First edition of this extravagant, lavishly illustrated cookbook created by Dalí in honor of his wife, Gala. Quarto, original color-printed pictorial cloth, pictorial endpapers, illustrated throughout. Translated by Captain J. Peter Moore. Association copy, inscribed by Salvador Dali with a double-page inscription and drawing on the copyright page and opposite page, “For Jean Vergnes 1976 Le oen de la Cuisine Dali.” Dali has added an original portrait of Vergnes and a dripping spoon. With an additional presentation card inscribed by famed American restaurant critic Gael Greene laid in on Greene’s custom stationary, “To Jean Vergnes with love from his great admirer Gael Greene 1-27-76.” The recipient, Jean Vergnes, was a classically trained and highly acclaimed French chef, best-known as the co-founder of the famed Manhattan eatery Le Cirque, which opened in 1974. Vergnes had a major influence on American restaurant culture for more than four decades.

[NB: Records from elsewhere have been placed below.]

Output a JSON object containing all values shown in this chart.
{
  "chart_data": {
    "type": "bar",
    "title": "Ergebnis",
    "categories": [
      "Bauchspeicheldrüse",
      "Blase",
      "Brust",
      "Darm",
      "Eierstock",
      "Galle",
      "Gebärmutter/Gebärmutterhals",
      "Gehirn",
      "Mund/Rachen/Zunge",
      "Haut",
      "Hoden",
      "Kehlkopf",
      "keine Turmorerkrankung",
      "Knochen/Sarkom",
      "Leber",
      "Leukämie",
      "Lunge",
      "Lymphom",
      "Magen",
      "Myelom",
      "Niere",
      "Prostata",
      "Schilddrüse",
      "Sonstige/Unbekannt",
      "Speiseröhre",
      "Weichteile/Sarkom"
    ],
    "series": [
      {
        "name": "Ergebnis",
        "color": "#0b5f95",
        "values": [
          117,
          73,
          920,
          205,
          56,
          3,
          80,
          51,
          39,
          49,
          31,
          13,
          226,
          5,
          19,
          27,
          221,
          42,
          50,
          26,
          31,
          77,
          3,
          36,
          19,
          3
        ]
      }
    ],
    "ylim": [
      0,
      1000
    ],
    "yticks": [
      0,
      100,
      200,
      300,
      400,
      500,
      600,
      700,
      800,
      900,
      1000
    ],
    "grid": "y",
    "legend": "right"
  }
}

He began his career working as a chef at various top restaurants in Paris during World War II, with a brief stop in Bermuda before moving to the United States in 1950. Classically trained in the French tradition, he was soon working in the kitchen of the Waldorf-Astoria, then as the youngest executive chef of the legendary Colony Restaurant, and finally as co-founder of Le Cirque, one of the most dazzling culinary jewels of New York since its opening in 1974. From 1986 to 1992, Daniel Boulud was executive chef of Le Cirque and in 1995, it was awarded the James Beard Foundation Award for Outstanding Restaurant. From the library of Jean Vergnes and thence by descent. Near fine in the original decorative stiff paper dust jacket which is in near fine condition.
“When six years old I wanted to be a cook.” At age 68, Dalí fulfilled that ambition in this book. His careful selection of menus and recipes, “with its precepts and its illustrations, is uniquely devoted to the pleasures of Taste. Don’t look for dietetic formulas here. We intend to ignore those charts and tables in which chemistry takes the place of gastronomy. If you are a disciple of one of those calorie-counters who turn the joys of eating into a form of punishment, close this book at once; it is too lively, too aggressive and far too impertinent for you.” With color plates and in-text photographs and illustrations on nearly every one of the 322 pages. The colophon reads, “The divine Salvador Domenech Philippe Hyacinthe Dalí conceived and materialized this work dedicated to Gala. All the recipes in this cook book, never before published, have been elaborated with great precision by a ‘chef’ wishing to remain in the most secret anonymity.” Gala was Dalí’s wife and muse.